Our plan was to follow Chris and Bates in the Porsche 924S, as Chris was the veteran of numerous races and rallies. With a snort and a spray of ice Chris was gone, his studded snow tyres giving him an overabundance of grip. Arun gunned the Peugeot and we lurched out of the parking lot in hot pursuit. The Firestone Winterforce tyres on the 505 may have lacked studs, but they did not lack for grip. The PRV V6 enabled us to keep pace with the Porsche. Constellation Cibie 175 showed us the way through the wall of snow.

We pulled into a rest area at the same time, but by the time we got back to the car Chris and Bates were gone. We figured we might meet up again at one of the bonus point locations in and around Buffalo, or we would surely rejoin at the hotel for the evening. We caught up with them again as we entered Warsaw, where we decided to stop for lunch. The statue of Don Knotts in front of the theater was easily found, correction, hard to miss. It was on the main drag, the only drag through town, and if that wasn’t hint enough, the herd of double parked brightly decorated Lemons Rally cars blocking traffic practically herded you to the metallic Mr. Knotts. Having dutifully taken our checkpoint verification photograph of Nina the Lion team mascot with Mr. Knotts, we continued through town. We met up with Chris and Bates at a local diner, and as we exited after the meal Arun dashed across the street to the Napa store in search of a replacement H1 halogen bulb to right the wrongs in the world of Constellation Cibie 175. He dismantled the offending light, removed the suspect H1 bulb and marched into the store. Within seconds he returned.

We do not sell H1’s here, sir, nor visas of any kind, No, no, no.”

The store employee turned and repeated his statement to the surveillance camera on the wall, slower and louder this time. If Obama had tapped secure phone lines, surely the CCTV in the store was being monitored by the Fakenews Bureau of Investigation, ICE and the Trump Voter Fraud Commission. Prior to the creation of the Trump Voter Fraud Commission, the only proven commission of voter fraud was by a single Trump supporter who so desperately wanted Trump to deprive her of her medical insurance she voted for him twice. Trump Voter Fraud Commission – indeed the only Commission of Voter Fraud was for Trump. And now Trump foists upon his base and the American people his Commission of Voter Fraud.

Back to more illuminating matters. The H1 bulb in Arun’s Cibie 175 was of a most peculiar design, with a thermoplastic or ceramic triangular base, and with both +12 volt and ground wire leads.
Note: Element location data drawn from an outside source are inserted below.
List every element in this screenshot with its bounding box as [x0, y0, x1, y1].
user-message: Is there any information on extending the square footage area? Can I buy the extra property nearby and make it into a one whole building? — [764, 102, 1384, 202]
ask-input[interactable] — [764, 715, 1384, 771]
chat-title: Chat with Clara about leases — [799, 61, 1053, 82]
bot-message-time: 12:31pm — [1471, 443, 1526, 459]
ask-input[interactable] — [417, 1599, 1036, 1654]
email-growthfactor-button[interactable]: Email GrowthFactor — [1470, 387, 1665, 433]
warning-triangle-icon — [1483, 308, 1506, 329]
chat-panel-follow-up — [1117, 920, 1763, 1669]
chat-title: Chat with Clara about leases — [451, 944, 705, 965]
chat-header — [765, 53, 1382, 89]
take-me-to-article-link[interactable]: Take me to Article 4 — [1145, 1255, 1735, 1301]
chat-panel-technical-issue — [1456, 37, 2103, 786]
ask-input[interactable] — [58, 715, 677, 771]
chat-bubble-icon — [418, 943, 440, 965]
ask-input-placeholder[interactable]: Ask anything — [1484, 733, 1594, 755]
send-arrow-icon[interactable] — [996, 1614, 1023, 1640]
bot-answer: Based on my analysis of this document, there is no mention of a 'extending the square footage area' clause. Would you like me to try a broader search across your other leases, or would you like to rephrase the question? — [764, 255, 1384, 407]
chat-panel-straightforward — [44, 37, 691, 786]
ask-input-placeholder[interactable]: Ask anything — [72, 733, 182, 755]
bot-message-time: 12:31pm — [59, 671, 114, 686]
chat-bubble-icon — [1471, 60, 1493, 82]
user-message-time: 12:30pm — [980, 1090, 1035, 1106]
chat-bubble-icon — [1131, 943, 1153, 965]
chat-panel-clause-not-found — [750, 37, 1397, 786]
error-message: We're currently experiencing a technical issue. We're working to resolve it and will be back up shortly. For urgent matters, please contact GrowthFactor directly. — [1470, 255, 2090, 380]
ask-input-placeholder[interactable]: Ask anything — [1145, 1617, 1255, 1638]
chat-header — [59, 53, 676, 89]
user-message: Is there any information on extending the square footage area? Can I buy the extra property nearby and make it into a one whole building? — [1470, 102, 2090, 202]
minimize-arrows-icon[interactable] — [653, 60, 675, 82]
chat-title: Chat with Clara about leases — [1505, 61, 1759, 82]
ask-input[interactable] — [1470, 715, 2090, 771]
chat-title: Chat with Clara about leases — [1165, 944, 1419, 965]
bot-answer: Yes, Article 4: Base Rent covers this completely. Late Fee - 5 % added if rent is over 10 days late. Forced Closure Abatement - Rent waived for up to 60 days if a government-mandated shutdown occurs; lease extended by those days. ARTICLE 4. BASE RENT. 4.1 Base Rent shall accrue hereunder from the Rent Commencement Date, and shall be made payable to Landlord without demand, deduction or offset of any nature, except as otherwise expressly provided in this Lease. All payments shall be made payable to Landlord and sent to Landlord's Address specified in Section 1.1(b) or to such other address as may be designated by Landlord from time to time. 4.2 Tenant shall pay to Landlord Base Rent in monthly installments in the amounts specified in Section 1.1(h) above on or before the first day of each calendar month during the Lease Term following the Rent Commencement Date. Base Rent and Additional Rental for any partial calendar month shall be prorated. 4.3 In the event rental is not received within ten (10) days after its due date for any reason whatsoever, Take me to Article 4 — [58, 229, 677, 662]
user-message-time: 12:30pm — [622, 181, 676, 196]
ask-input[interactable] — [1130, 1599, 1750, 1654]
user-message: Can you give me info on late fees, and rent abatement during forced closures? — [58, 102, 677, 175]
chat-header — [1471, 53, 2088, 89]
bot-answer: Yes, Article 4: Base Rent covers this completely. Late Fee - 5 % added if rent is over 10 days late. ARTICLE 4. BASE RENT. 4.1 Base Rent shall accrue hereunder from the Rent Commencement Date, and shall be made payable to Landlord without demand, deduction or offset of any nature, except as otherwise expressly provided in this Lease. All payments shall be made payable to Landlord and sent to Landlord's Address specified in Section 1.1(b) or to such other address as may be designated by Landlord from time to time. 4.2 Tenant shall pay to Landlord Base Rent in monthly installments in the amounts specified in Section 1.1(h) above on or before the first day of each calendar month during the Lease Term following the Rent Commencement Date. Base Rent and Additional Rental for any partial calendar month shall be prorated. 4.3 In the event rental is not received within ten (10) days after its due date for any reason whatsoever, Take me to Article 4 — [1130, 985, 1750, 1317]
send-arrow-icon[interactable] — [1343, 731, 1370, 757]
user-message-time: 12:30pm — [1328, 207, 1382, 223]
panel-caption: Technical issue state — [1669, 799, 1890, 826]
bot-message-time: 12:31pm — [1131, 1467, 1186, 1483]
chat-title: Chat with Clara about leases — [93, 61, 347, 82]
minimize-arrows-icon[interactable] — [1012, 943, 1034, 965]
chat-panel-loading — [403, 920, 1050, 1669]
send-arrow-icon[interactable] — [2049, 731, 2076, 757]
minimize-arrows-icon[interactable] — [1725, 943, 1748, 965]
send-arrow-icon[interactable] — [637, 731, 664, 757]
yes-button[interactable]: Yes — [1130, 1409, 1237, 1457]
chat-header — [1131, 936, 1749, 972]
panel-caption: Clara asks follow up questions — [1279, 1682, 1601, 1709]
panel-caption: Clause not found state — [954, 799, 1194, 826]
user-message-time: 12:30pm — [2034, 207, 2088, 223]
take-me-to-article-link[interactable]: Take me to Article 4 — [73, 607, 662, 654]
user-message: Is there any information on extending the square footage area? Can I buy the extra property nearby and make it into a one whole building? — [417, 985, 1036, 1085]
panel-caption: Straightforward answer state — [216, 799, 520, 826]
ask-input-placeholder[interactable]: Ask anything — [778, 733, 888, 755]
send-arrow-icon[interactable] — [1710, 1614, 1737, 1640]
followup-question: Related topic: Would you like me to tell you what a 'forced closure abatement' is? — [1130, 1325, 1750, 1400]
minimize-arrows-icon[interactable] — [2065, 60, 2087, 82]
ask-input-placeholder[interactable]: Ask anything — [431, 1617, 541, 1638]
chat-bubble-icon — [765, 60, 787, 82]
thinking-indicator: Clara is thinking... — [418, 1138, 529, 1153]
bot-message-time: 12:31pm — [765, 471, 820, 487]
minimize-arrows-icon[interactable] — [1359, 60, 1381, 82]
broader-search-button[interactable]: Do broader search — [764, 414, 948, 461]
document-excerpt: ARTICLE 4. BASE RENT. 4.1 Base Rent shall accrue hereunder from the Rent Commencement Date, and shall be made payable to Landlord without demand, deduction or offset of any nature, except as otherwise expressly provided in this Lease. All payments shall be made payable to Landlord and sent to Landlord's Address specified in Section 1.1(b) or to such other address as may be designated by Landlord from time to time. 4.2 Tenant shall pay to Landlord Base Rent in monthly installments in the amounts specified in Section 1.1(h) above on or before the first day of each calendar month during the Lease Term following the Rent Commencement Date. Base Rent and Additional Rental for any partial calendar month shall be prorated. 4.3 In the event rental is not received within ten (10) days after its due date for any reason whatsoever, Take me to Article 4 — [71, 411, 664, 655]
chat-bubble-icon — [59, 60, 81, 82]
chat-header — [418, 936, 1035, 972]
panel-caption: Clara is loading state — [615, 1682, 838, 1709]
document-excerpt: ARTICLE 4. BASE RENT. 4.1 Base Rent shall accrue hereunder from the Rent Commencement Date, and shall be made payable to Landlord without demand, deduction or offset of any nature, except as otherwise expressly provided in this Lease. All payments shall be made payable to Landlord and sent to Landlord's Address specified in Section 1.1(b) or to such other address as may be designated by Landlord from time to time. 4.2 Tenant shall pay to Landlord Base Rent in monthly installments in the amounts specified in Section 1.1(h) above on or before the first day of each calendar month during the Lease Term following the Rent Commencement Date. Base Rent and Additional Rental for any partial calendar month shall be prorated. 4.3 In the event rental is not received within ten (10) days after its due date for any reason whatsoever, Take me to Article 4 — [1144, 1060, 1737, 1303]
Accepting that he was unlikely to find a replacement bulb, Arun reassembled the Cibie 175 and reinstalled it on the car. As soon as he started the engine the yellow reflections in the glass storefront told us that Lucas POD must have spent the 80s brushing up on his French, as what was once bright was now dark, and what was once dark was now bright. Go figure. Go head on to the next bonus point location. The giant Buffalo Nickel.

Now the Giant Buffalo Nickel resides on the campus of a local university, and the locals are apparently so proud of it that they harass anyone that ventures near it. There was a young local University Police cadet shooing away the gawkers. As he rushed the Lemons Rallyers on the right, more Lemons Rallyers advanced from the left. He’d double back and rush to the left……you know the game. Soon the junior officer broke into a sweat and radioed for backup, and when none was forthcoming, he jumped into the ancient Ford Explorer with catawampus flashing lights and headed for HQ. At my alma mater in Lafayette Louisiana, the campus cops were affectionately referred to as the “Pecan Patrol.” I wondered if the campus cops in Buffalo had earned a similarly respectful nick name. The Buffalo Copralites?